Después, conviene realizar una conciliación entre los CFDI de nómina y los estados de cuenta bancarios para verificar que cada depósito esté plenamente identificado.
También es importante reunir la documentación que explique cualquier movimiento que no corresponda a ingresos por salarios. Contratos de préstamo, comprobantes de transferencias entre cuentas propias, facturas o documentos de devoluciones pueden ser determinantes para acreditar el origen de esos recursos.
Finalmente, la respuesta debe enviarse dentro del plazo establecido en el requerimiento. Ignorar la notificación o dejar transcurrir el tiempo puede provocar que la devolución sea rechazada o que la autoridad determine un impuesto a cargo.
La mejor estrategia es prepararse antes de presentar la devolución
Incluso quienes aún no han recibido un requerimiento pueden tomar medidas preventivas. Conservar los estados de cuenta organizados por ejercicio, identificar claramente el origen de cada depósito y mantener un expediente documental actualizado facilita atender cualquier revisión.
La razón es sencilla: cuando llega un requerimiento del SAT, el plazo para responder suele ser limitado y reunir la información bajo presión puede convertirse en una tarea complicada.

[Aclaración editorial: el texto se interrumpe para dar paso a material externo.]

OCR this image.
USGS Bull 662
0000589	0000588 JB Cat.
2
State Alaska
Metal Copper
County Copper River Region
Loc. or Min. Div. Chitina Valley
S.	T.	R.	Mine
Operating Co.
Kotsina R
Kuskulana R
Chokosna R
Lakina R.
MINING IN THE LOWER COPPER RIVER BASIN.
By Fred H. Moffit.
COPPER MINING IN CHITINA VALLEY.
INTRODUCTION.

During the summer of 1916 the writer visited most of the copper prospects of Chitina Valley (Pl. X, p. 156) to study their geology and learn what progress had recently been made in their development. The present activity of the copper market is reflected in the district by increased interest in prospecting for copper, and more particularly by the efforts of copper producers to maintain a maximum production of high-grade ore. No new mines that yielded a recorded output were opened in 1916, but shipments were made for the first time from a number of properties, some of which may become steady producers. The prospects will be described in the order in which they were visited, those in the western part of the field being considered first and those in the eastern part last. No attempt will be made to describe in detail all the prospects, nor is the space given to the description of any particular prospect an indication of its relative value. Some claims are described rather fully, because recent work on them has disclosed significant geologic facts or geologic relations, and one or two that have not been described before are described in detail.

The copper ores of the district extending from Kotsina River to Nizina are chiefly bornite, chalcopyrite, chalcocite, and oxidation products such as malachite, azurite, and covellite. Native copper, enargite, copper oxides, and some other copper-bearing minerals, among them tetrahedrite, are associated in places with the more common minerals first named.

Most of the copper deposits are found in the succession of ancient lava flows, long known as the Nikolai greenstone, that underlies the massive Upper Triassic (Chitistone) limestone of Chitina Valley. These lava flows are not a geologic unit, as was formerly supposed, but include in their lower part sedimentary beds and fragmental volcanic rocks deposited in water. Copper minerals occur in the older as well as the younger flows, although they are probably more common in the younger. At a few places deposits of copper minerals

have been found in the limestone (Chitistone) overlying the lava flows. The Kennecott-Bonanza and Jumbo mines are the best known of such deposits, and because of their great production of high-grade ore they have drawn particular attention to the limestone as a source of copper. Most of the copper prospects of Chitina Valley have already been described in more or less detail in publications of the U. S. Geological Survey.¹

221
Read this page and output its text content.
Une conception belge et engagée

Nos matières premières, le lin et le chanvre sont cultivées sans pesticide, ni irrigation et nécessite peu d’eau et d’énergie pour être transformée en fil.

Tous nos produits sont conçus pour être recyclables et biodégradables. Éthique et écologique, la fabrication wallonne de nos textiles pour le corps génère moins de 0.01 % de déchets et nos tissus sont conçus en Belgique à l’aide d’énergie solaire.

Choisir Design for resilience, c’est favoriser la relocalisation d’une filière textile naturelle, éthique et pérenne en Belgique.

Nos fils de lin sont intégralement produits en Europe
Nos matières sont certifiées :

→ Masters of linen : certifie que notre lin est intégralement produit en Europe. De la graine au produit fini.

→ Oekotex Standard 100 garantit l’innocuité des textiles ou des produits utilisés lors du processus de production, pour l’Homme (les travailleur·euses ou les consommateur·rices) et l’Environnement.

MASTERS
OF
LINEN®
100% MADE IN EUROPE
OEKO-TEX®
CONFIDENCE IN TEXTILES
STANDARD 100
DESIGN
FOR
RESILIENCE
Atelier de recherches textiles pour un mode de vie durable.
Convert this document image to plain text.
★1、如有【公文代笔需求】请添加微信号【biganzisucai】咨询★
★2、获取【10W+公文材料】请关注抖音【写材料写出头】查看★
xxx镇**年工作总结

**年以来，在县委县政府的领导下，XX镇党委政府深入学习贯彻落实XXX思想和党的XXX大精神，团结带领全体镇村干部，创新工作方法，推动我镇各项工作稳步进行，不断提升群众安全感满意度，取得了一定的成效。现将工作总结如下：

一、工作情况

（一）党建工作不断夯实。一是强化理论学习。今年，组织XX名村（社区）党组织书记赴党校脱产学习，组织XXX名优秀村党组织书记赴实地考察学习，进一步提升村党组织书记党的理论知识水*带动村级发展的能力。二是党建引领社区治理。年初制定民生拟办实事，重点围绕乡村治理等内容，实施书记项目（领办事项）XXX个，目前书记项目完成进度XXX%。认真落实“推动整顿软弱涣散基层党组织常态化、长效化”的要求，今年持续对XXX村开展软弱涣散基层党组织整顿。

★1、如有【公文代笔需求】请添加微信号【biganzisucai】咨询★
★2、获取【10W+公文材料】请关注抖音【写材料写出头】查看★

Conclusión sobre los depósitos no declarados
Las devoluciones de saldo a favor se han convertido en procesos de revisión más minuciosos. El SAT ya no se limita a revisar la declaración anual, sino que también compara los ingresos reportados con los movimientos bancarios del contribuyente.
Por ello, solicitar una devolución implica estar preparado para demostrar el origen de cada depósito. Tener la documentación en orden y responder oportunamente puede ser la diferencia entre recibir el saldo a favor o enfrentar observaciones que terminen en una negativa o incluso en un impuesto por pagar.